Le Bongo Flava est une évolution divergente du muziki wa kizazi kipya, c'est-à-dire de la « musique des nouvelles générations », qui a émergé parmi les jeunes de la classe moyenne du district de Kinondoni de Dar es Salam entre le milieu des années 1980 et les années 1990[6]. Taji Liundi, également connu sous le nom de Master T, créateur et producteur de l'émission DJ Show, avait déjà commencé à diffuser des chansons d'artistes locaux débutants à la fin de l'année 1994. Les animateurs Mike Muhagama et Taji Liundi ont ouvert la voie du soutien radiophonique aux artistes locaux[7]. Mike Mhagama a finalement rejoint l'émission populaire en tant que stagiaire de Taji Liundi et a également produit et présenté l'émission seul après le départ de Taji Liundi de Radio One en 1996.

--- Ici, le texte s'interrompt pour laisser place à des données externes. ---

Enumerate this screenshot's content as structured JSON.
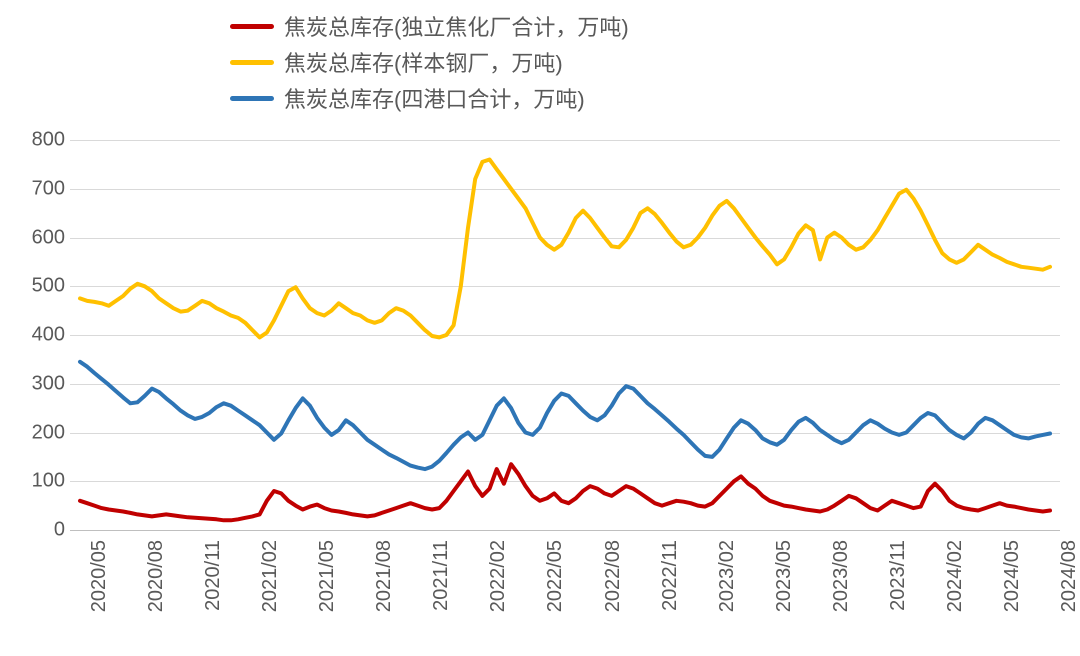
{
  "chart": {
    "type": "line",
    "background_color": "#ffffff",
    "grid_color": "#d9d9d9",
    "axis_color": "#bfbfbf",
    "label_color": "#595959",
    "label_fontsize": 20,
    "legend_fontsize": 22,
    "line_width": 4,
    "ylim": [
      0,
      800
    ],
    "ytick_step": 100,
    "yticks": [
      0,
      100,
      200,
      300,
      400,
      500,
      600,
      700,
      800
    ],
    "x_labels": [
      "2020/05",
      "2020/08",
      "2020/11",
      "2021/02",
      "2021/05",
      "2021/08",
      "2021/11",
      "2022/02",
      "2022/05",
      "2022/08",
      "2022/11",
      "2023/02",
      "2023/05",
      "2023/08",
      "2023/11",
      "2024/02",
      "2024/05",
      "2024/08"
    ],
    "series": [
      {
        "name": "焦炭总库存(独立焦化厂合计，万吨)",
        "color": "#c00000",
        "data": [
          60,
          55,
          50,
          45,
          42,
          40,
          38,
          35,
          32,
          30,
          28,
          30,
          32,
          30,
          28,
          26,
          25,
          24,
          23,
          22,
          20,
          20,
          22,
          25,
          28,
          32,
          60,
          80,
          75,
          60,
          50,
          42,
          48,
          52,
          45,
          40,
          38,
          35,
          32,
          30,
          28,
          30,
          35,
          40,
          45,
          50,
          55,
          50,
          45,
          42,
          45,
          60,
          80,
          100,
          120,
          90,
          70,
          85,
          125,
          95,
          135,
          115,
          90,
          70,
          60,
          65,
          75,
          60,
          55,
          65,
          80,
          90,
          85,
          75,
          70,
          80,
          90,
          85,
          75,
          65,
          55,
          50,
          55,
          60,
          58,
          55,
          50,
          48,
          55,
          70,
          85,
          100,
          110,
          95,
          85,
          70,
          60,
          55,
          50,
          48,
          45,
          42,
          40,
          38,
          42,
          50,
          60,
          70,
          65,
          55,
          45,
          40,
          50,
          60,
          55,
          50,
          45,
          48,
          80,
          95,
          80,
          60,
          50,
          45,
          42,
          40,
          45,
          50,
          55,
          50,
          48,
          45,
          42,
          40,
          38,
          40
        ]
      },
      {
        "name": "焦炭总库存(样本钢厂，万吨)",
        "color": "#ffc000",
        "data": [
          475,
          470,
          468,
          465,
          460,
          470,
          480,
          495,
          505,
          500,
          490,
          475,
          465,
          455,
          448,
          450,
          460,
          470,
          465,
          455,
          448,
          440,
          435,
          425,
          410,
          395,
          405,
          430,
          460,
          490,
          498,
          475,
          455,
          445,
          440,
          450,
          465,
          455,
          445,
          440,
          430,
          425,
          430,
          445,
          455,
          450,
          440,
          425,
          410,
          398,
          395,
          400,
          420,
          500,
          620,
          720,
          755,
          760,
          740,
          720,
          700,
          680,
          660,
          630,
          600,
          585,
          575,
          585,
          610,
          640,
          655,
          640,
          620,
          600,
          582,
          580,
          595,
          620,
          650,
          660,
          648,
          630,
          610,
          592,
          580,
          585,
          600,
          620,
          645,
          665,
          675,
          660,
          640,
          620,
          600,
          582,
          565,
          545,
          555,
          580,
          608,
          625,
          615,
          555,
          600,
          610,
          600,
          585,
          575,
          580,
          595,
          615,
          640,
          665,
          690,
          698,
          680,
          655,
          625,
          595,
          568,
          555,
          548,
          555,
          570,
          585,
          575,
          565,
          558,
          550,
          545,
          540,
          538,
          536,
          534,
          540
        ]
      },
      {
        "name": "焦炭总库存(四港口合计，万吨)",
        "color": "#2e75b6",
        "data": [
          345,
          335,
          322,
          310,
          298,
          285,
          272,
          260,
          262,
          275,
          290,
          283,
          270,
          258,
          245,
          235,
          228,
          232,
          240,
          252,
          260,
          255,
          245,
          235,
          225,
          215,
          200,
          185,
          198,
          225,
          250,
          270,
          255,
          230,
          210,
          195,
          205,
          225,
          215,
          200,
          185,
          175,
          165,
          155,
          148,
          140,
          132,
          128,
          125,
          130,
          142,
          158,
          175,
          190,
          200,
          185,
          195,
          225,
          255,
          270,
          250,
          220,
          200,
          195,
          210,
          240,
          265,
          280,
          275,
          260,
          245,
          232,
          225,
          235,
          255,
          280,
          295,
          290,
          275,
          260,
          248,
          235,
          222,
          208,
          195,
          180,
          165,
          152,
          150,
          165,
          188,
          210,
          225,
          218,
          205,
          188,
          180,
          175,
          185,
          205,
          222,
          230,
          220,
          205,
          195,
          185,
          178,
          185,
          200,
          215,
          225,
          218,
          208,
          200,
          195,
          200,
          215,
          230,
          240,
          235,
          220,
          205,
          195,
          188,
          200,
          218,
          230,
          225,
          215,
          205,
          195,
          190,
          188,
          192,
          195,
          198
        ]
      }
    ]
  }
}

La « Bongo Flava » existait bien avant l'apparition du genre. Les jeunes de Dar es Salam rappaient lors de concerts sur la plage (organisés par Joseph Kusaga et Ruge Mutahaba, propriétaires de la discothèque Mawingu, des studios Mawingu et ensuite du Clouds Media Group), dans des salles de concert locales et participaient à la première compétition officielle de rap appelée Yo! Rap Bonanza, dont la promotion est assurée par Abdulhakim « DJ Kim » Magomelo dans le cadre de sa société de promotion Kim and the Boyz[8].

Au début des années 1990, Adili ou Nigga One est l'une des figures emblématiques des artistes de la scène ouverte.

Le premier artiste dub influent du genre est Saleh Jabir (Saleh J.) qui rappe en kiswahili sur la version instrumentale de Ice Ice Baby de Vanilla Ice en abordant des sujets sociétaux, faisant du kiswahili une langue viable pour le rap[9]. Elle devient le premier morceau de rap tanzanien à être diffusé à la radio tanzanienne[10].

L'un des premiers groupes à avoir enregistré et livré un CD à Radio One pour diffusion est le Mawingu Band, un groupe devenu extrêmement populaire au début de l'année 1994. Il a enregistré dans les studios Mawingu. Ses membres étaient Othman Njaidi, Eliudi Pemba, Columba Mwingira, Sindila Assey, Angela, Robert Chuwa, Boniface Kilosa (alias DJ Boni Love) et, plus tard, Pamela, qui a chanté la célèbre accroche de leur premier single RnB/rap Oya Msela. La chanson devient tellement populaire et en avance sur son temps que l'étiquette Msela est restée. Msela est le mot swahili qui signifie ruffian[11].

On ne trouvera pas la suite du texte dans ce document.